For years, Coinbase said it wouldn’t get into stocks, focusing instead on building the crypto economy, but it has now changed that stance. The reason, according to Coinbase, is that launching stocks would pave the way for eventually offering tokenized stocks—crypto tokens that represent equities on blockchain. It’s also part of the company’s “everything exchange” strategy to keep users and their money on the platform.
And even on tokenized stocks, Robinhood has moved faster. It already offers about 2,000 stock tokens in Europe after having launched the product last June, said Johann Kerbrat, general manager of Robinhood Crypto. The company picked a format that allows it to move faster without waiting for U.S. regulatory changes. The stock tokens are not actual equities, but rather derivatives that track the price of a stock. Robinhood passes along the economic interest, including dividends, to token holders, but they don’t have the right to vote as shareholders.
Coinbase has said it prefers launching crypto tokens that are linked to the stock directly rather than through a fund. That’s a longer path to take, because it will require regulatory changes from the Securities and Exchange Commission, as well as working with the companies that issue the stocks.
But Robinhood’s move-fast ethos means it sometimes runs into barriers. Last June, Robinhood announced it would offer tokens representing OpenAI and SpaceX to users in Europe. The announcement drew swift pushback from OpenAI, which denounced the product, as well as inquiries from Robinhood’s main regulator in Europe, Bank of Lithuania.

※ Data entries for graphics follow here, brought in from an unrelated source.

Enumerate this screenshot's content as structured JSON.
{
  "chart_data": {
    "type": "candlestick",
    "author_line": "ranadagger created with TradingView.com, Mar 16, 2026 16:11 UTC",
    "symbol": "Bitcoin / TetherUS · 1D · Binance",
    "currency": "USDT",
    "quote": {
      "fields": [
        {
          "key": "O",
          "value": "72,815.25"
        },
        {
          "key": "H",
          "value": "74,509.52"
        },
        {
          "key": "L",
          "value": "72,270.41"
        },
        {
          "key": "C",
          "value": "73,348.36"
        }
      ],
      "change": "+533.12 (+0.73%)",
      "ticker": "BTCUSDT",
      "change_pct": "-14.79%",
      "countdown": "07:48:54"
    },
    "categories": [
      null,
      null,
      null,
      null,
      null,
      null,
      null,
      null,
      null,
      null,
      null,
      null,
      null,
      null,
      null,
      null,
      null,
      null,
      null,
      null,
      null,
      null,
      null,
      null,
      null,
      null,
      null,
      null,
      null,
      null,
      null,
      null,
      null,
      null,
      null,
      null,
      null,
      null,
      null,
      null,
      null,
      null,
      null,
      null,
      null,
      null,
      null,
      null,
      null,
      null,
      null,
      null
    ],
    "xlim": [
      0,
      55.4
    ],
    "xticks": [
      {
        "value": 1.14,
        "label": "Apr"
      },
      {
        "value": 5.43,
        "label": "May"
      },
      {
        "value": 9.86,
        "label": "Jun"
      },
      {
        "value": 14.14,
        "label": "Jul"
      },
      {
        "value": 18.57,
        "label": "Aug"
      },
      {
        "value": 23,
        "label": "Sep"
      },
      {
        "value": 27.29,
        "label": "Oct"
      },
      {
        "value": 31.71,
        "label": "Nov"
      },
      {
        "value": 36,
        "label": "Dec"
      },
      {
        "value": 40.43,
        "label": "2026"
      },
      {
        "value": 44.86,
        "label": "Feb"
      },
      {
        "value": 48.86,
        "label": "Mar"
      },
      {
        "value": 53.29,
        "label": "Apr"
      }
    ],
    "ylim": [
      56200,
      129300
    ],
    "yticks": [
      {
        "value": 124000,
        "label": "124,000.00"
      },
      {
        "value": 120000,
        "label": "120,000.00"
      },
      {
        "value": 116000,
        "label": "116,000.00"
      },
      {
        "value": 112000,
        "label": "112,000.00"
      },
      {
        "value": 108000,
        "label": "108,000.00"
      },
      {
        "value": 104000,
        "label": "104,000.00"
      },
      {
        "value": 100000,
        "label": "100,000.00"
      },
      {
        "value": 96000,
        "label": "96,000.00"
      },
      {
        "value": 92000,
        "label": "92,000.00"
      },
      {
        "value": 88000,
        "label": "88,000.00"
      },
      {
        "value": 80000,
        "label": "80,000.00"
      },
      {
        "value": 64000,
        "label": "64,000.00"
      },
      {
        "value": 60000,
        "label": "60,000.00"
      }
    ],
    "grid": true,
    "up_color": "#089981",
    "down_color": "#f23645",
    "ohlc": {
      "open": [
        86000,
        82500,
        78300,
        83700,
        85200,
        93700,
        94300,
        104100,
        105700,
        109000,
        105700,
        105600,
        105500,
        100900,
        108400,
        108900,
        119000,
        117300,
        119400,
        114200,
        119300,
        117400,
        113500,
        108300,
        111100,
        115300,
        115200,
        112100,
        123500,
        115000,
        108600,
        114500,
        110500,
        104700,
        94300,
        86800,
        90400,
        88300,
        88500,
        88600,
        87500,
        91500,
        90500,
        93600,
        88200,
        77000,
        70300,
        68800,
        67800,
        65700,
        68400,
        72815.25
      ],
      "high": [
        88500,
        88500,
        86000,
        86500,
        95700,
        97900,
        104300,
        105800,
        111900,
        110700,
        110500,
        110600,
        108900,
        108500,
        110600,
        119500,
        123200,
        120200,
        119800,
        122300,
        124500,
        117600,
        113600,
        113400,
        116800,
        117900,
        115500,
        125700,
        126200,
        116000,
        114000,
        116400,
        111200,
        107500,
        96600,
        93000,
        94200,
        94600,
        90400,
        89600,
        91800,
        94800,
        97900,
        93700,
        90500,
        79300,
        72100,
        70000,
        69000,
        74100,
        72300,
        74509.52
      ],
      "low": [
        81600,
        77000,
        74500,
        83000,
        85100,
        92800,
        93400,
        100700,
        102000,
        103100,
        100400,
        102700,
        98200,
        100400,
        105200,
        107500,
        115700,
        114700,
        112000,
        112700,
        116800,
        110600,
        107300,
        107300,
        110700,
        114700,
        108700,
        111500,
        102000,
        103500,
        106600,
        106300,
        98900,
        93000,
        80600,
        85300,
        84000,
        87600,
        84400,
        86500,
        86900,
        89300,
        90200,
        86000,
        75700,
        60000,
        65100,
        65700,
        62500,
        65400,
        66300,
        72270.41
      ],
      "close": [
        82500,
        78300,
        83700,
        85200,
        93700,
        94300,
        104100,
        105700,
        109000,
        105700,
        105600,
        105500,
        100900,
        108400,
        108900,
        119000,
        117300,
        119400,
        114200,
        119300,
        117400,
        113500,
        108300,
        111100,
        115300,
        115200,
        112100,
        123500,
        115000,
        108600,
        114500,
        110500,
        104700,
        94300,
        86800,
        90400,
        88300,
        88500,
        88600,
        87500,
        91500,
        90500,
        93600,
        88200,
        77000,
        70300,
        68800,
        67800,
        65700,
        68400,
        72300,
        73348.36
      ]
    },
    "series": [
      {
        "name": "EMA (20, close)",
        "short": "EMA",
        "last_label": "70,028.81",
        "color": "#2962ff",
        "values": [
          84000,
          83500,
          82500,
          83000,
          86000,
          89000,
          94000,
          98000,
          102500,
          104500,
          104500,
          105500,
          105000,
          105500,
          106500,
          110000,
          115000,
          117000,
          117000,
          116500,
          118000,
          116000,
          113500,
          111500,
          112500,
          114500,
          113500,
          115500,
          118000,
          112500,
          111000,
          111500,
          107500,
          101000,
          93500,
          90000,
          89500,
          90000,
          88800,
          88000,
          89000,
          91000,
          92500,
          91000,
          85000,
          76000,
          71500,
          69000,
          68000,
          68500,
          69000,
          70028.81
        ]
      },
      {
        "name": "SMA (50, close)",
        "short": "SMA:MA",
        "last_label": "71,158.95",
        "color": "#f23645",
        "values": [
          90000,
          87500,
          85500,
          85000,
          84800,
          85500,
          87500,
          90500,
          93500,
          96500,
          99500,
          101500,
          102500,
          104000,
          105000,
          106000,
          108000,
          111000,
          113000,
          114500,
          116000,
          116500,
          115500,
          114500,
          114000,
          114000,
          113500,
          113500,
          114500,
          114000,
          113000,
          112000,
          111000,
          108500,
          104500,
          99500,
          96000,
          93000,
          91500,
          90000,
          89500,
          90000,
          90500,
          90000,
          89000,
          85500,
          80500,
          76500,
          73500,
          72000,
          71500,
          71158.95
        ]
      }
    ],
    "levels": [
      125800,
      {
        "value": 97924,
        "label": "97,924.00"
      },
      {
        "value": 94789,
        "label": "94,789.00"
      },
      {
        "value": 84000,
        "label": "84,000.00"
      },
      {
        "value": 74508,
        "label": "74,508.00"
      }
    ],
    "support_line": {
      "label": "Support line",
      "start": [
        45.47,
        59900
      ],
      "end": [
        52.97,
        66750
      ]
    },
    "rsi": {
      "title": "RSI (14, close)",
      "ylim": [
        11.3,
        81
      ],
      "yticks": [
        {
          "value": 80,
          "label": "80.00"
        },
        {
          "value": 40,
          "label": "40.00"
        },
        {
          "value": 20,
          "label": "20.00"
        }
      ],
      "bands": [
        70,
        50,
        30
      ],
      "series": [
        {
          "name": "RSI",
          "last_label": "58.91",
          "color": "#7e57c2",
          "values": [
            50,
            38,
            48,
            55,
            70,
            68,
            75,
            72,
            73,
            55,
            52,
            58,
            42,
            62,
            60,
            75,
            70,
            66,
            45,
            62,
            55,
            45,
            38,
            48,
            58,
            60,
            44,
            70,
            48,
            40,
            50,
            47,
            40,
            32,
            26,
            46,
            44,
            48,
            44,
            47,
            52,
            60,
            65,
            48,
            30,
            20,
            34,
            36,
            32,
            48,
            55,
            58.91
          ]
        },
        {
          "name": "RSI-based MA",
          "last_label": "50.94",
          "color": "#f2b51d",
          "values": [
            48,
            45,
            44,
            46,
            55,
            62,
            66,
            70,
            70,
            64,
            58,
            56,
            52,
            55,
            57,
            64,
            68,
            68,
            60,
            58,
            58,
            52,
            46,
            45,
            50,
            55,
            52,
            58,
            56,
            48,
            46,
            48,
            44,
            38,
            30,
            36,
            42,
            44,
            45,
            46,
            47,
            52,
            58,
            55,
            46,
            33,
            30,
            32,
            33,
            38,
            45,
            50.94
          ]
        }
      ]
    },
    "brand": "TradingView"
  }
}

Beyond the initial token giveaways during the promotion, Robinhood hasn’t expanded the product to more private companies, said Kerbrat. He also declined to say when private company tokens would be available in Europe.
Kerbrat said Robinhood answered questions from its European regulator and is also engaging with the U.S. SEC on tokenization rules. One barrier is the accredited investor rules, which restrict small, individual investors from trading private company shares.
Robinhood is hoping to profit from the expected initial public offerings of startups like SpaceX and Anthropic. It is currently seeking SEC approval for Robinhood Ventures, a closed-end fund investing in private startups that it hopes to offer to U.S. individual investors. If the approval comes in time, that could provide Robinhood’s customers with a way to gain pre-IPO exposure.
A Coinbase spokesperson said Coinbase Tokenize will bring new assets including equities, private companies, funds and real estate onto the blockchain. The company didn’t share a timeline.
The bull case for Coinbase includes a proposed federal law regulating the crypto market and a rebound in crypto. “Coinbase is more correlated to altcoin trading volume and sentiment,” said Owen Lau, equity research managing director at financial services firm Clear Street, referring to the wide range of smaller crypto tokens. “If it gets passed, that could trigger altcoin summer,” added Lau, who picked Coinbase as one of his top 2026 buy ideas.
The law could also lead to more new token launches. That could bode well for Coinbase, which spent $375 million last year to buy Echo, an initial token offering platform, in one of its bigger purchases last year.